毎月のように中国を訪問して経済の実態について調査しているキヤノングローバル戦略研究所の瀬口清之氏に今後の中国についてお聞きする第2回。前回、日本企業が中国で成功するワケを明らかにした瀬口氏。今回は、その中国で進むと考えられる産業転換構造などについて聞いた。

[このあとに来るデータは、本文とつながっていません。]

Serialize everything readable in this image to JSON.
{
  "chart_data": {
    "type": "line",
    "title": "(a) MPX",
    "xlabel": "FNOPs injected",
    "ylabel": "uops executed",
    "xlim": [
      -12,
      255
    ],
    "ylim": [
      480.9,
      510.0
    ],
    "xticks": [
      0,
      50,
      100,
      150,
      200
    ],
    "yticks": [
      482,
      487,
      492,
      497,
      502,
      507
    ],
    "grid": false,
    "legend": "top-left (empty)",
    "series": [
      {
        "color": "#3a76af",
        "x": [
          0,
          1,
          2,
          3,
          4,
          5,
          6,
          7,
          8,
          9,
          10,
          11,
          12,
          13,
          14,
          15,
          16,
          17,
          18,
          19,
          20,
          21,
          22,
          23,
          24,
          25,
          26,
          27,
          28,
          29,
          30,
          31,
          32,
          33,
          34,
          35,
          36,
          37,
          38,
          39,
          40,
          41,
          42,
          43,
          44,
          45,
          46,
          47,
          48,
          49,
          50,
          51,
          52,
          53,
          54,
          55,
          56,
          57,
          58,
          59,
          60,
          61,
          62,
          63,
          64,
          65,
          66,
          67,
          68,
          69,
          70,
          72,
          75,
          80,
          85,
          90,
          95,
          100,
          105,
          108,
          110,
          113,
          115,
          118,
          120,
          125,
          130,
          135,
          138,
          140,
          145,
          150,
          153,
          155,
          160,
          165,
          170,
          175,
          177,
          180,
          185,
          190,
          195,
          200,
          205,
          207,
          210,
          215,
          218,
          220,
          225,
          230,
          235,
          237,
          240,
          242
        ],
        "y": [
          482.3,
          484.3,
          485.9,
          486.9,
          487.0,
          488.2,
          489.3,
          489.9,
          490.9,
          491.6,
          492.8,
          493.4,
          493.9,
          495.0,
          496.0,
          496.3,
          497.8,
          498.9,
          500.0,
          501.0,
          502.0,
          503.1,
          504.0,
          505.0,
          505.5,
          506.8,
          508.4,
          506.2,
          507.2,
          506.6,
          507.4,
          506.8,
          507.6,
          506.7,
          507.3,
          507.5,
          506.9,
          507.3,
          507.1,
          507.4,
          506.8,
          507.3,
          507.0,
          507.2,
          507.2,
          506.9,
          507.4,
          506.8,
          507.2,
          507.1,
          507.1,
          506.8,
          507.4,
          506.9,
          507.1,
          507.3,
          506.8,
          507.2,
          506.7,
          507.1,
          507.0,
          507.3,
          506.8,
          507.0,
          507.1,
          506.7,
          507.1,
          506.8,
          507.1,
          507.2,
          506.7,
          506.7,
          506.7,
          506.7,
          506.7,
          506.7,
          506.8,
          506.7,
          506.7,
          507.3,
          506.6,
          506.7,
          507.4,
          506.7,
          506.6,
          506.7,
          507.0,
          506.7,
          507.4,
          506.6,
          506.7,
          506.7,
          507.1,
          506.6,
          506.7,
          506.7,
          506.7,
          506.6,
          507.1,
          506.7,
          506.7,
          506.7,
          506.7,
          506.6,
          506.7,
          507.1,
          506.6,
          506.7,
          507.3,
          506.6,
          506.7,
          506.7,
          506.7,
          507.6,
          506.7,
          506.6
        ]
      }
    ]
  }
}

(前回の記事「日本企業が欧米企業よりも中国で成功するワケ」から読む)

山田:私は、香港に8年住んで、その後で上海に移りましたが、香港に駐在している人が言っていたんです。本社に報告を上げるんだけど全然聞いてくれないと。これは地域的なことがあるのかなと思ったんです。要は本社が1番で、次はアメリカが2番で、次はロンドンで、次がという感じで。

瀬口 清之
キヤノングローバル戦略研究所研究主幹
1982年、東京大学経済学部を卒業、日本銀行に入行。2004年、米国ランド研究所に派遣(International Visiting Fellow)。2006年に北京事務所長、2008年に国際局企画役。2009年からキヤノングローバル戦略研究所研究主幹。2010年、アジアブリッジを設立して代表取締役に就任。2016年から国連アジア太平洋食品安全プロジェクトシニアアドバイザーを兼務。(写真=吉成大輔、以下人物写真同)

瀬口:出世コースの順番ですね。

山田:そのようなことも関係しているのかなとは思うんですが、とても不思議だったんです。海外で売ろうとして、そのためにわざわざコストを掛けて海外に拠点を置くわけですよね。本社から人を送るわけですよね。だったら、その駐在の人が言うことをなぜ信用しないんでしょう。

瀬口:信用できる人を送ってないからです。

山田:それはどういうことですか。

瀬口:中国市場で本気で勝負をするんだったら、社長もしくは副社長もしくは専務が腹心の役員級幹部を送らなくちゃいけないじゃないですか。でも、実際に送られているのは部長級だとか課長級で、社長や専務と直接話をするときに遠慮をしなくちゃいけないような人を送っていることも多いんですよ。

 だから本気じゃないですよ、経営姿勢が。そんな経営ってうまくいくわけがないじゃないですか。それを理解できない経営者が多いというのが、多くの日本企業の共通課題なんです。つまりグローバル市場で堂々と勝負できるプロの経営者が少ないということなんです。

 みんな事業部の中で今までは育ってきた。かつての高度成長期には、各事業部がどんどん作れば売れたし、しかも日本のマーケットは大きかった。世界の中でもちょっと前までは2番目に大きいマーケットだった。こんな大きいマーケットを持っている国は、ほかにほとんどなかったわけです。だから、日本の中だけでも十分勝負ができた。

 その中で、研究開発の人も生産ラインの人もある程度は、日本ならこれぐらいのものであれば売れるなとか、これじゃ高いよなというのが分かるわけです。これまでの経験から、これぐらい努力をすればこれぐらい値段は下がるなというのが、日本を前提にすればわかっている。そうすると新しい知識を入れなくても市場が拡大していけば、ある程度は売れるという状態が続きますよね。

山田:高度成長期の日本はそうだったわけですね。